Other Latest Jules Nasso article

December 20, 2002


MOVIES
On the edges of influence in Hollywood
Yes, he's under federal indictment, but what really steams Jules Nasso is the suggestion that he's not a player.

By Paul Lieberman, Times Staff Writer


Julius R. Nasso has been waiting six months for this trip down Wilshire Boulevard and he is determined to make it in style, with a diamond pin as the top button of his white shirt and a limo decorated with twinkle lights. And an entourage, of course.

Here's who piles into the limo with him for the drive to the Academy of Motion Picture Arts and Sciences theater Tuesday night: Two of the bodyguards who have been watching over him since his attempted extortion indictment in New York. One of the lawyers waging Nasso's legal war with his old partner, the action star Steven Seagal, the same man Nasso is accused of trying to shake down. The former maitre d' from Spago. And the mandatory babe -- a young woman from Czechoslovakia well cast for the role of being escorted over a red carpet before 30 TV crews and dozens of still photographers.

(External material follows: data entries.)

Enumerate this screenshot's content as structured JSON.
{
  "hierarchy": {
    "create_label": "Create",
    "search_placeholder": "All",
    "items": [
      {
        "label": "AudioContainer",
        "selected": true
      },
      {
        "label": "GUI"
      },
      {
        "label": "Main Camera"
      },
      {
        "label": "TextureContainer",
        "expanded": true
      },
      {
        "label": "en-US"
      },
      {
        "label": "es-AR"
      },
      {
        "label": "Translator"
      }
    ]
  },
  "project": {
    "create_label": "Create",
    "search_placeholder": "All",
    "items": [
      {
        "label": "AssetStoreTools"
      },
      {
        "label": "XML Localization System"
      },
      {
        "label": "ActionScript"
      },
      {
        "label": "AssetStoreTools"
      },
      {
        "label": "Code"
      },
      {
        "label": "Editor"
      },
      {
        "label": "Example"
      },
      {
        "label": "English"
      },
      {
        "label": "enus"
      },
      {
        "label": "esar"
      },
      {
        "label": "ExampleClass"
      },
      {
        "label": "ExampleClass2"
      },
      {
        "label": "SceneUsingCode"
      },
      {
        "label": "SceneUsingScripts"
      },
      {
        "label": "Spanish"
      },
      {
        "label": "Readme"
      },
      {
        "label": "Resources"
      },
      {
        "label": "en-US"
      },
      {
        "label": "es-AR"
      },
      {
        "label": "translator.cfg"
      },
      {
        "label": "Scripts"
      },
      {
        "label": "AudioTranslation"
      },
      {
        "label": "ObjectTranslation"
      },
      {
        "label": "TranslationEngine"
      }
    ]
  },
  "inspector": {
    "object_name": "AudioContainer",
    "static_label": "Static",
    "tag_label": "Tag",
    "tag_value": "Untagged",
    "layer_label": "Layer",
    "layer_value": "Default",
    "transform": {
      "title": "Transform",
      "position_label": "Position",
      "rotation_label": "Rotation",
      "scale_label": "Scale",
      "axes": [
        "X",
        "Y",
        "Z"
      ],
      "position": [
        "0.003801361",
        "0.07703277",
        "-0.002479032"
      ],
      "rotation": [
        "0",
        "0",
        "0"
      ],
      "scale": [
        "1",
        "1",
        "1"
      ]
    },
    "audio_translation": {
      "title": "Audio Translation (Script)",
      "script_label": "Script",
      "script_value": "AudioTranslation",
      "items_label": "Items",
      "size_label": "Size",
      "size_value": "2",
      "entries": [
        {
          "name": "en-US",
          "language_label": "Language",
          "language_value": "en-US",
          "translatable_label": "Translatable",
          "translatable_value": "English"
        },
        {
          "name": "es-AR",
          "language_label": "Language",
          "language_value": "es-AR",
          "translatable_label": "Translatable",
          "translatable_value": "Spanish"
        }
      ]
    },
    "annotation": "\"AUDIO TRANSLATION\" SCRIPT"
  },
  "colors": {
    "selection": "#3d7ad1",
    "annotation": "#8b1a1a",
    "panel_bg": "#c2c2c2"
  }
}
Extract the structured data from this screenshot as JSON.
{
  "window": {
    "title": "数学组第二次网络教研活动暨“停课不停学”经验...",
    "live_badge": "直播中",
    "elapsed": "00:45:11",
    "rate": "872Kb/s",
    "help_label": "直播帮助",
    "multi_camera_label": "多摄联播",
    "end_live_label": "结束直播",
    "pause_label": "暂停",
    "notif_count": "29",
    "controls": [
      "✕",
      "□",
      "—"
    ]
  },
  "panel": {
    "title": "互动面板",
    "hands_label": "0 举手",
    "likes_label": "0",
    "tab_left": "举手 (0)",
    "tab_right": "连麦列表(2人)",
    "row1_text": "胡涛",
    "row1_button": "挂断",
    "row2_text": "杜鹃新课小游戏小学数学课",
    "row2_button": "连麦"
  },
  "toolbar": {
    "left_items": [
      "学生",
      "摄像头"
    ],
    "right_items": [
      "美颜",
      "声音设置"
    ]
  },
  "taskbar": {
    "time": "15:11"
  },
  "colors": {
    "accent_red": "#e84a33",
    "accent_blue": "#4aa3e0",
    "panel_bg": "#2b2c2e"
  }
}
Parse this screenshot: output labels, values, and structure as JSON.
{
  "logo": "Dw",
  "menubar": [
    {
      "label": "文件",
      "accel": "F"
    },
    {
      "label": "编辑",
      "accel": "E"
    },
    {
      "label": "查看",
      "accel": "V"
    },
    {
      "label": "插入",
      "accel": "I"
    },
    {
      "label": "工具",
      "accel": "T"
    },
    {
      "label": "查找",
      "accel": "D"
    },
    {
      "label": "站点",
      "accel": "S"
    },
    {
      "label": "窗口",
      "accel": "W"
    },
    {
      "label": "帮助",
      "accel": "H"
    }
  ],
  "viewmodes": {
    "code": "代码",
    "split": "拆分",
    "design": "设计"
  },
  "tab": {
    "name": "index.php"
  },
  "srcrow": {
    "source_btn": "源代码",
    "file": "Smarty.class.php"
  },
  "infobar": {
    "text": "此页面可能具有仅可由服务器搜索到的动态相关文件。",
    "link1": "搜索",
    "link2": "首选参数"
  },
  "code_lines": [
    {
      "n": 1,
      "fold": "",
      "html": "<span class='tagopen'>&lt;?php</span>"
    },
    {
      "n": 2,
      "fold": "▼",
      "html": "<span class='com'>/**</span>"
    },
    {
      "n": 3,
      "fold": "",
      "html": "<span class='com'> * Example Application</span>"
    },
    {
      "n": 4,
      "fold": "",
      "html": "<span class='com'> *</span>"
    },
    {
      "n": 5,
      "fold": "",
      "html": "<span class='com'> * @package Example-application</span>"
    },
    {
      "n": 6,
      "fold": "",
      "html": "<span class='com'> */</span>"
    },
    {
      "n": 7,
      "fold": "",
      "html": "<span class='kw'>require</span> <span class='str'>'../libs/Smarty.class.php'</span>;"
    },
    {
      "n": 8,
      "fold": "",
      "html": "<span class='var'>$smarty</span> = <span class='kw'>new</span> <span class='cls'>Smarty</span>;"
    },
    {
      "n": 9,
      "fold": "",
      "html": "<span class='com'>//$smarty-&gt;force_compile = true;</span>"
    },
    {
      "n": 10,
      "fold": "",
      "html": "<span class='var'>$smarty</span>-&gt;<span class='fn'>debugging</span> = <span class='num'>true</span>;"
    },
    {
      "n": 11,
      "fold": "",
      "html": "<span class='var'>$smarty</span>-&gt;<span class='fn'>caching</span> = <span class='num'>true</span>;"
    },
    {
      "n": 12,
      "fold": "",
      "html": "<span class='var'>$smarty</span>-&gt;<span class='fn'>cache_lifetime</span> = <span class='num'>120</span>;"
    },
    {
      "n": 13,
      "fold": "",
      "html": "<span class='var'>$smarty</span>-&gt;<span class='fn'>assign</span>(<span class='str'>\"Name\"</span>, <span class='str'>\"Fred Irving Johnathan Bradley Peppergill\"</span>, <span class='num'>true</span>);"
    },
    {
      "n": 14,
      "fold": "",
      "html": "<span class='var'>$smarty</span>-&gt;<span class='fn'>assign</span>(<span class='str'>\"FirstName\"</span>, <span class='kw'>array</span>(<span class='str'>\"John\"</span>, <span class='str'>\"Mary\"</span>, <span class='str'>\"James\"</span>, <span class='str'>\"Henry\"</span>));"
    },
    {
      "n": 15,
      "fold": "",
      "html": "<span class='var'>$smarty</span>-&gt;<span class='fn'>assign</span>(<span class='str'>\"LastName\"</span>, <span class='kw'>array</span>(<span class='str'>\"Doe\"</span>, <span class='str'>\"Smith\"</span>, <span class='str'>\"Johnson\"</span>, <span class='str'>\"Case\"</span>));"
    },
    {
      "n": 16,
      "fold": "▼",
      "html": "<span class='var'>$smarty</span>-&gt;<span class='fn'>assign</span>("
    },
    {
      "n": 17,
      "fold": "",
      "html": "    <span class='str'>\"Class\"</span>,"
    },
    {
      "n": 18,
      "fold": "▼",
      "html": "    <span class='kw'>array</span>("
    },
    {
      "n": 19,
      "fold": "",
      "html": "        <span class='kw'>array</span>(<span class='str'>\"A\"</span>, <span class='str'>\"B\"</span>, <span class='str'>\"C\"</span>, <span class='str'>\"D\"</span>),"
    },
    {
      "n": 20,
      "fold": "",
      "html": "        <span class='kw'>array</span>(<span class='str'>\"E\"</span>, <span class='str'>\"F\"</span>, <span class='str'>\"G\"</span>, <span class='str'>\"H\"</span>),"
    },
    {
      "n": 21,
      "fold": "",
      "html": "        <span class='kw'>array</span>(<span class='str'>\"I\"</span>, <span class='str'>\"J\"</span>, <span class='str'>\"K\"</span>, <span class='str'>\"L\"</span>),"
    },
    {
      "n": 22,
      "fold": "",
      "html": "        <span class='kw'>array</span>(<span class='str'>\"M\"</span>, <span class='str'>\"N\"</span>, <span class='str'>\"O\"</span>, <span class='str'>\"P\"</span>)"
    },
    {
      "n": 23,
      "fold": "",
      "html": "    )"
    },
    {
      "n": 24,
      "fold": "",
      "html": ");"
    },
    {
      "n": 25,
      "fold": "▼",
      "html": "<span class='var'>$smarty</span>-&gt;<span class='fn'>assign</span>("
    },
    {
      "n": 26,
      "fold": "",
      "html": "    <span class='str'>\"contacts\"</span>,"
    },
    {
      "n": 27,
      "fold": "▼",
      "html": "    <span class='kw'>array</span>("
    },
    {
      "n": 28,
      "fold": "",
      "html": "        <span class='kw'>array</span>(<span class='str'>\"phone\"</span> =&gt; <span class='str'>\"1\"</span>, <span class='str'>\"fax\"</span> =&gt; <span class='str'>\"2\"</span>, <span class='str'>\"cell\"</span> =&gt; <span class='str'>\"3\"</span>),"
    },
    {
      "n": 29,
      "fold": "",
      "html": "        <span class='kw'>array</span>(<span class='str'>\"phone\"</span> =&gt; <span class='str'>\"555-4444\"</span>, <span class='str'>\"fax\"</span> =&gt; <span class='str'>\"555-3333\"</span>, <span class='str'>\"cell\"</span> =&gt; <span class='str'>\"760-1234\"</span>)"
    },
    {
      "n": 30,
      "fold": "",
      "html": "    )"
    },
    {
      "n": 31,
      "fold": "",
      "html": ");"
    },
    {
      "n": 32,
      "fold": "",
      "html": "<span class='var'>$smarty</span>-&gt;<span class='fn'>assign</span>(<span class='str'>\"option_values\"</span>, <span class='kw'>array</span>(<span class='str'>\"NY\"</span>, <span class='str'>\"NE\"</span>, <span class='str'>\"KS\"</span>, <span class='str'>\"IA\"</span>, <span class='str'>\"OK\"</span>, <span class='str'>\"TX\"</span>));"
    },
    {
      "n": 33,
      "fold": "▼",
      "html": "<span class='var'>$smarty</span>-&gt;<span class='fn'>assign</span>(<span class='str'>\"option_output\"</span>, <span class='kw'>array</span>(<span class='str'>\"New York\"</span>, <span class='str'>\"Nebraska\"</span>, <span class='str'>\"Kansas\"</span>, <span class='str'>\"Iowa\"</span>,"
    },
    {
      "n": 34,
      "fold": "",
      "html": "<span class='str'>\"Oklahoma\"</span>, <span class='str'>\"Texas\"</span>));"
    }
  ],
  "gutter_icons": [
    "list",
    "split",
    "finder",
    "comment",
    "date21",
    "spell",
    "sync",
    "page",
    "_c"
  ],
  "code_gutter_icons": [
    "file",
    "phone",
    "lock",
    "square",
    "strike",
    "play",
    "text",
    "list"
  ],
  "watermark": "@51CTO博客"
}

Most are there to get shots of Tom Cruise, who soon will be striding the carpet as one of the executive producers of the -low-budget but buzzed-about film "Narc."

But the man in the limo will be looking for another name when the producer credits roll.

"Now the show begins," one of the entourage announces as Jules Nasso pulls up to the curb.

When we last encountered Nasso over the summer, he was steamed, and not only because of his indictment in June. He was concerned, naturally, about the Feds' accusation he had sought out the local Mafia capo on Staten Island to cook up the plot against Seagal, who Nasso complained had reneged on an agreement to do four more films with him.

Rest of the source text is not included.